Another enjoyable aspect of the release was clips from a 1993 interview with Randy himself that never saw air, and it was brilliant to hear Randy himself speak about his career and his past. The ending portion of the documentary is hard to watch, with Randy’s mother and Lanny, as well as friends of his, speaking about his death. We see the place that he died, and it is heart-breaking to hear about how he was in such a good place when it happened. Hogan’s revealing comment about how “if Randy had his heart checked when he ran into him in the doctor’s office, he would still be alive” felt forced and crude, but then again… it’s Hulk Hogan, someone who loves to be the centre of attention in every situation.

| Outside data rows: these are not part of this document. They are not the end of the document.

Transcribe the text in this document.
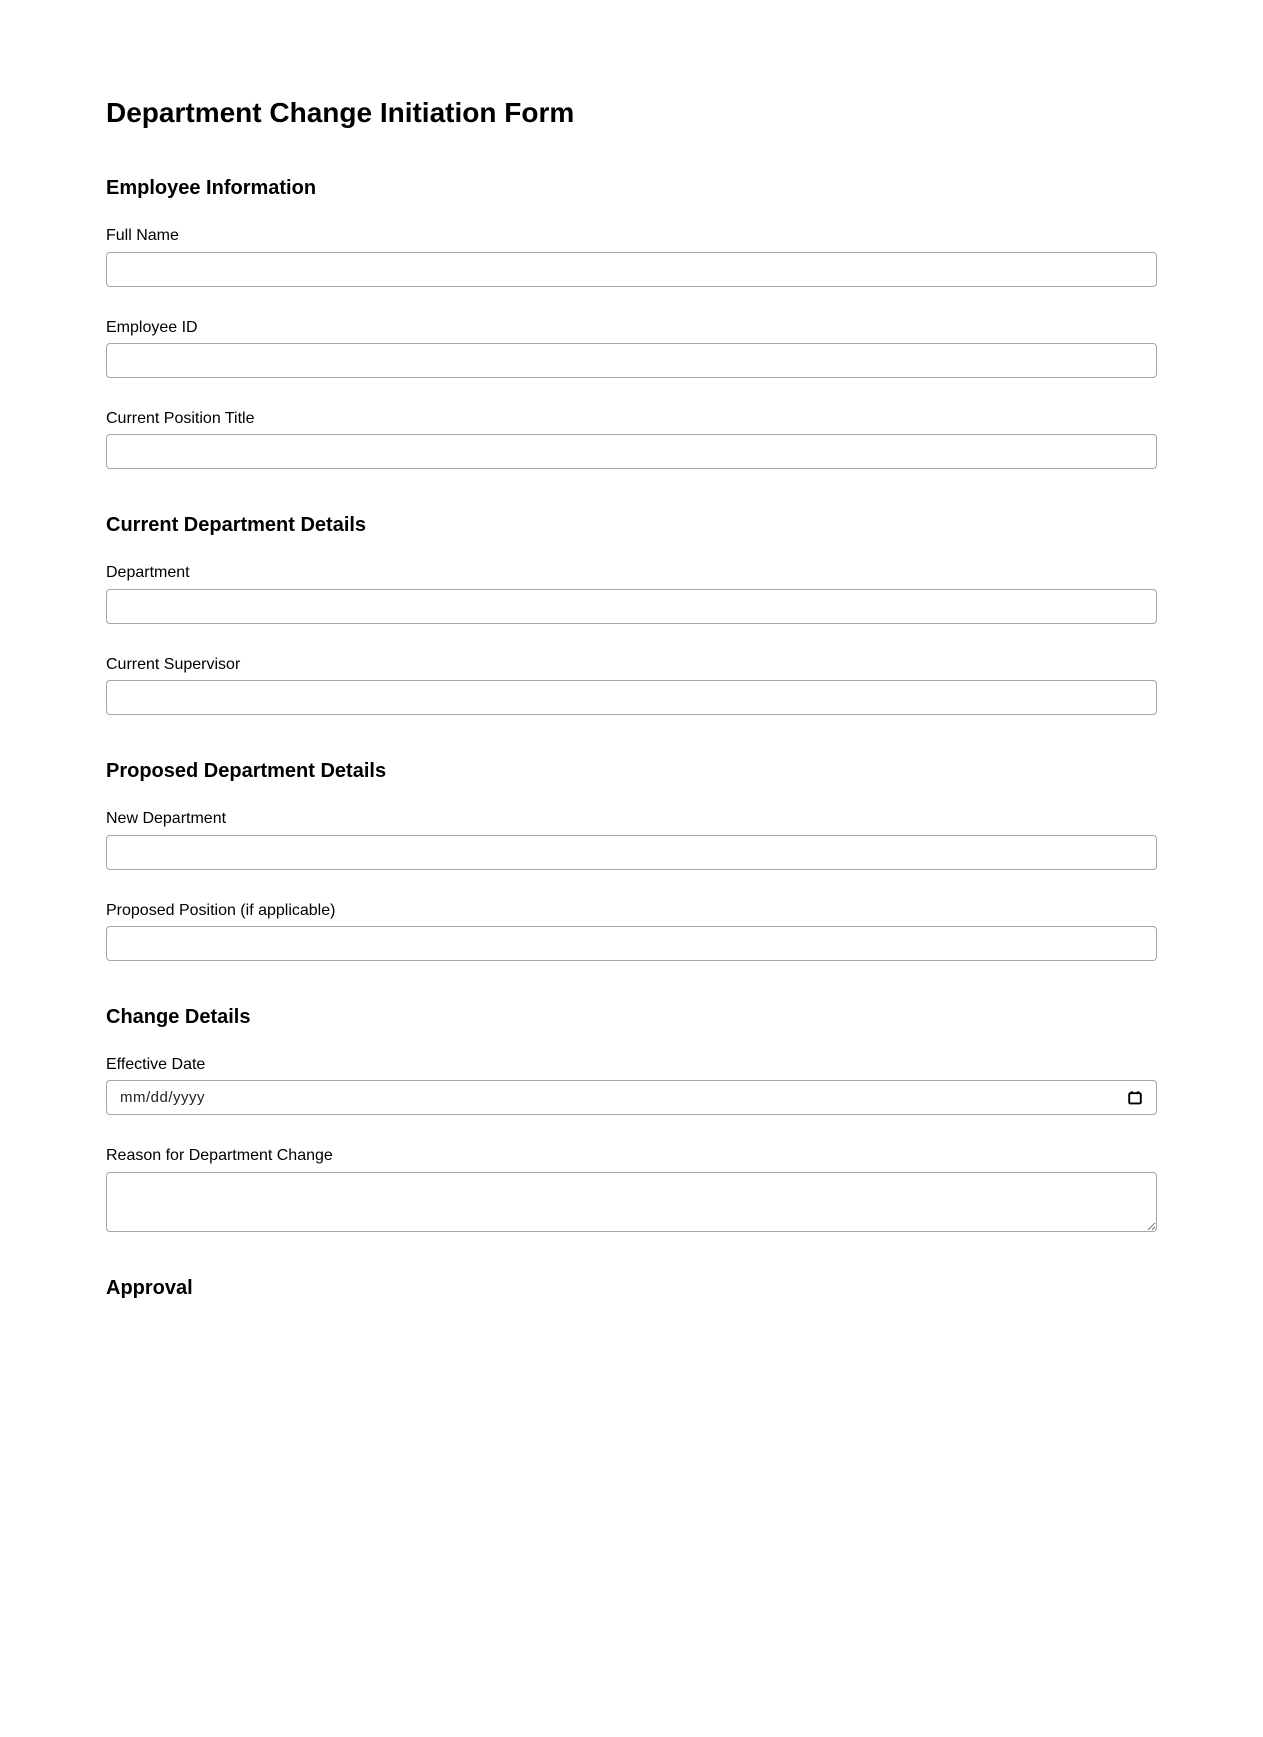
Department Change Initiation Form
Employee Information
Full Name
Employee ID
Current Position Title
Current Department Details
Department
Current Supervisor
Proposed Department Details
New Department
Proposed Position (if applicable)
Change Details
Effective Date
mm/dd/yyyy
Reason for Department Change
Approval
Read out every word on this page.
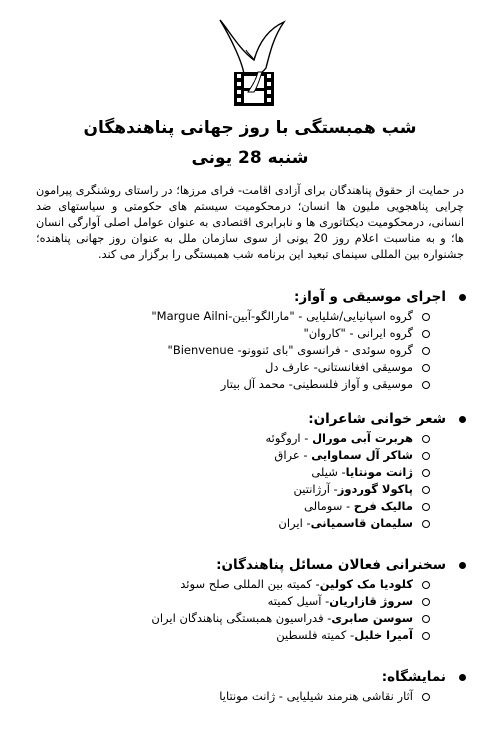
شب همبستگی با روز جهانی پناهندهگان
شنبه 28 یونی
در حمایت از حقوق پناهندگان برای آزادی اقامت- فرای مرزها؛ در راستای روشنگری پیرامون چرایی پناهجویی ملیون ها انسان؛ درمحکومیت سیستم های حکومتی و سیاستهای ضد انسانی، درمحکومیت دیکتاتوری ها و نابرابری اقتصادی به عنوان عوامل اصلی آوارگی انسان ها؛ و به مناسبت اعلام روز 20 یونی از سوی سازمان ملل به عنوان روز جهانی پناهنده؛ جشنواره بین المللی سینمای تبعید این برنامه شب همبستگی را برگزار می کند.
اجرای موسیقی و آواز:
گروه اسپانیایی/شلیایی - "مارالگو-آبین-Margue Ailni"
گروه ایرانی - "کاروان"
گروه سوئدی - فرانسوی "بای ئنوونو- Bienvenue"
موسیقی افغانستانی- عارف دل
موسیقی و آواز فلسطینی- محمد آل بیتار
شعر خوانی شاعران:
هربرت آبی مورال - اروگوئه
شاکر آل سماوایی - عراق
ژانت مونتایا- شیلی
پاکولا گوردوز- آرژانتین
مالیک فرح - سومالی
سلیمان قاسمیانی- ایران
سخنرانی فعالان مسائل پناهندگان:
کلودیا مک کولین- کمیته بین المللی صلح سوئد
سروژ قازاریان- آسیل کمیته
سوسن صابری- فدراسیون همبستگی پناهندگان ایران
آمیرا خلیل- کمیته فلسطین
نمایشگاه:
آثار نقاشی هنرمند شیلیایی - ژانت مونتایا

It’s a tough watch, and while there is plenty to enjoy about the documentary, with guys like DDP, Lanny Poffo and others offering insightful observations and memories of Randy as a person, and his excellent work in the world of pro-wrestling, there is still too much septic and tasteless rambling on here. I found myself cringing and shaking my head at some of the things being said, and no one being able to dispute them. Still, it’s nice to see Randy Poffo being given a documentary about his career, finally, and a selection of some remarkable clips and matches to boot. Maybe, just maybe, he will finally be given his due respect and inducted into the WWE Hall of Fame soon.

The matches on the set include Randy Savage wrestling the likes of Ricky Steamboat, Hulk Hogan, Roddy Piper, Ric Flair, DDP and The Ultimate Warrior, among others, and the Blu-ray release features a few more matches, and some deleted scenes from the documentary itself.

So, overall I would recommend this to fans of wrestling, and Savage fans, but be prepared to question why WWE insisted on being so negative so often during the course of the documentary portion. There are always bad things to say about people, especially people in wrestling, but there needs to be a time and place for it, and this wasn’t it. This should have been a respectful look at his life, and it felt exploitative and distasteful at times. Still, the good does outweigh the bad, and the matches on the other disc(s) are top quality too. Should you buy it? I guess I’ll answer it in the most fitting way I can think of… OOOH YEAH!!

WWE: Macho Man – The Randy Savage Story is released on DVD and Blu-ray on November 17th, courtesy of Fremantle Media.